I looked up, and if my vision had the photo ability to add a dreamy haze and halo on a man, it would’ve done so right then. “I can’t believe you left me!” I sobbed into my tissue.
Von tilted his head at me and tsked. “You told me to go call Ollie and keep Ezra away. And I think we’ve established that I’m not going anywhere. Even when you send me away, I’m not leaving you, Peach.”
My lower lip couldn’t stop quivering, and my tears flowed so fast that I could scarcely see the halo I’d painted on him, but it was there. Dusty and tarnished, sure, but Von was my angel in that moment, staying with me when I was scared, and life was too dangerous to go through alone. “You don’t want to be here for this. It’s nothing but screaming. I don’t even want to be here for this part. Take your Get Out of Jail Free card and run.”
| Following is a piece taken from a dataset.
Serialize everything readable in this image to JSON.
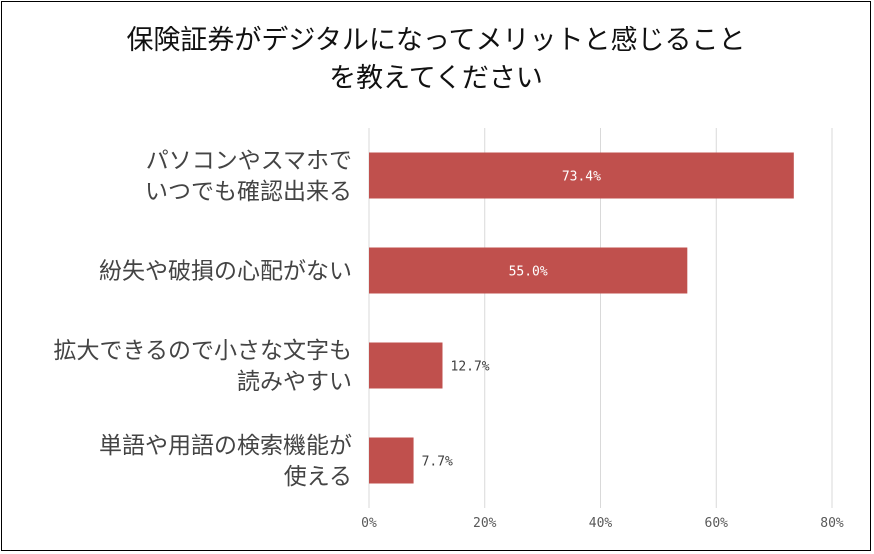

Von sat me up and climbed into the hospital bed behind me, encircling my trembling body with his arms. Then he hooked his legs on either side of me so I was completely wrapped in Von. He moved my hair over my shoulder and kissed the nape of my neck. “I’m exactly where I want to be. I haven’t been to a concert in a long time. I rather miss the screaming and head-banging.” His chest was firm against my back, all ten of his fingers lacing through mine so that when the next contraction hit, he took the brunt of my agony. I tried to breathe through the ripping sensation that vibrated through me. After half an hour of that, the nurse warned me that if my heart rate didn’t even out, they’d have to deliver the baby right then and there.
“I don’t know what I’m doing,” I confessed to Von when the contraction passed. “I don’t know how to tell the difference between a baby who needs something and a kid who’s just being a brat. I don’t know when they’re supposed to potty train. I don’t know how to potty train a kid! I don’t know if I’m supposed to sleep in the bed with the baby or if she’s supposed to have her own space. In her room or ours? I don’t know what I’m doing!”
Von kissed my cheek and rocked me forward and back as he rubbed my belly. “September will sleep in the bassinet in our bedroom until she’s big enough to be moved to her own room. And we’ll figure out toilet training when it comes, which won’t be for like, two years. I’ll be here for every nappy, every midnight feeding – all of it. I love you, and I’m not going anywhere.” He shifted behind me and pulled out his phone. “Bos, get on in here, mate. We can’t get her heart rate steady.”
Boston thundered through the door a minute later in similar fashion to Von – sleeves rolled, hair a mess and a wild determination about him that told me he wasn’t taking crap from no baby. He stomped over to me and put one hand on my belly and the other on my forehead, pulling in a steady thrum that lessened my anxiety and actually let me breathe in full, long drags that felt restful.
“Okay, Bos. That’s enough for now. We can’t have her passing out.”
The nurse blinked at the machines and at us in confusion. “Well, that seemed to work. You must have something good up your sleeves. I wish I could get all my patients to calm down like that.”
“It’s a gift,” Boston mumbled. He kept his hands on me, lessening my tears to only a few that trickled down in pitters and patters as my anxiety ebbed. “That’s the way, sis. Just breathe. September’s not ready to meet us yet.”
Slowly – too slow for my liking – the contractions came to a stop. Von didn’t let go of me the whole time. Even though I knew both of us wanted to run, we stayed fused together, with him as my support even after it was clear September wasn’t going to make an appearance today.
I was kept for observation that night, and Von only left the hospital bed to bring me food and water. Boston made himself useful conning us a warmer blanket from the cute nurse in the drafty ward.
Von and I didn’t make love in our dream; I was too scared. Instead we kissed slowly and softly for hours, making plans for our daughter, and promising each other things that I prayed would hold in the daylight.